Malam sudah semakin larut. Lampu-lampu rumah sudah hampir semuanya padam. Jalanan juga sudah sangat sepi. Terlihat Nafata sedang berjalan sendiri di trotoar. Sesekali ia melihat jam hitam di tangan kirinya. Tidak seperti biasa, hati Nafata sedikit tidak tenang saat jam ditangannya menunjukkan pukul sembilan lebih lima menit.

"Astaghfirullah, aku lupa tadi nggak sholat isya dulu di rumah mba Hafa," gumam Nafata lirih. Sekarang Nafata sangat cemas. Bukan takut dengan malam, tapi takut dengan yang menciptakan malam.

"Ya Allah, gimana ini," Nafata berfikir sejenak. Melihat ke jalan raya di samping kanannya. Tapi nihil. Tak ada yang muncul di kepalanya kali ini.

Nafata melanjutkan perjalanannya. Tiba tiba saja-----Nafata segera berlari setelah mengarahkan pandangannya ke sebuah lorong disamping kirinya. Ia menghampiri segerombolan bapak-bapak yang sedang berkumpul di pos ronda. Sepertinya mereka akan ronda malam.

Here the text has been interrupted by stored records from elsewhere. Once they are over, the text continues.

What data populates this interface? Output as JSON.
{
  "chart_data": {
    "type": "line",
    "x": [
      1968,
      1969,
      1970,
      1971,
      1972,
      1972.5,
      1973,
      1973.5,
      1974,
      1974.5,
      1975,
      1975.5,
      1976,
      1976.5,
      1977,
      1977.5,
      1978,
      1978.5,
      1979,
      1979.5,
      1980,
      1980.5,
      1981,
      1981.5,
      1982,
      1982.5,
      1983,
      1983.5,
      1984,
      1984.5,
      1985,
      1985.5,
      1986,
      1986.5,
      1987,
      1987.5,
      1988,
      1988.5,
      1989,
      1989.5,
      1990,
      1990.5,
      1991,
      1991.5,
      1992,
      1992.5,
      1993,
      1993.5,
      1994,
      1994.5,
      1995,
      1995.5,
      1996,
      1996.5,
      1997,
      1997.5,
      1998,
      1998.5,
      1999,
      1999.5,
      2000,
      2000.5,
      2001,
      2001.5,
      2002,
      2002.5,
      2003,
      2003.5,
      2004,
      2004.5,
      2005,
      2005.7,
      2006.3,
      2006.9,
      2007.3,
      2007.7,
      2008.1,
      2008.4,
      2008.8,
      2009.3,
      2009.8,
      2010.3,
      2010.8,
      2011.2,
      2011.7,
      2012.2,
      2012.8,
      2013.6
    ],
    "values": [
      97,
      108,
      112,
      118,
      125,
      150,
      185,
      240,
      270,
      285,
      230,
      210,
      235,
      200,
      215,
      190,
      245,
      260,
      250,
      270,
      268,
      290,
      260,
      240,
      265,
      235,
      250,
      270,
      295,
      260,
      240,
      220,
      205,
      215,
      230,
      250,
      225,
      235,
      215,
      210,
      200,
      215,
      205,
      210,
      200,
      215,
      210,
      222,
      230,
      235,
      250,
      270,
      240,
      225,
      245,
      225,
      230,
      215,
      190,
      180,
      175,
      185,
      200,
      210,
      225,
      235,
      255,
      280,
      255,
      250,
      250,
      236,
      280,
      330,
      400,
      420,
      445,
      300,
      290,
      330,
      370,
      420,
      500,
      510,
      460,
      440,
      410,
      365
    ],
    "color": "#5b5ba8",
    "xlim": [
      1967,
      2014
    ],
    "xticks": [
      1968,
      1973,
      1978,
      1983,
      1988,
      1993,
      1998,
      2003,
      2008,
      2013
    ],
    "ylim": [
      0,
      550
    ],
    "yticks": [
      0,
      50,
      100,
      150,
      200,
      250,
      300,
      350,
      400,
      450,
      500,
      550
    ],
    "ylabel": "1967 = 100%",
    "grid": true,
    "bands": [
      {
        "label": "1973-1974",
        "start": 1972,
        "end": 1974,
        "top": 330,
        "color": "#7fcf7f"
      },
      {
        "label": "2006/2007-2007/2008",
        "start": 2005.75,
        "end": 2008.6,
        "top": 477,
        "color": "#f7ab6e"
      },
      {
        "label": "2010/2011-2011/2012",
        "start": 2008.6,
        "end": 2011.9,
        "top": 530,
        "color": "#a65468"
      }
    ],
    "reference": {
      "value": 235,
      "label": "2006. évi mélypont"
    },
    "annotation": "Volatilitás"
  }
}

Sesampainya di sana, Nafata segera mengucapkan salam.

"Assalamu'alaikum, permisi bapak-bapak, saya mau tanya, masjid dimana ya pak?" tanya Nafata sedikit canggung dan terburu-buru.

"Owh, masjid neng. Kalo disini mah nggak ada masjid, adanya mushola, itu di sebelah sana," jawab salah seorang bapak sembari menunjuk sebuah mushola yang tidak terlalu jauh dari tempatnya kini berada.

"Owh iya, terimakasih banyak ya pak, saya permisi dulu bapak-bapak, mari, assalamu'alaikum."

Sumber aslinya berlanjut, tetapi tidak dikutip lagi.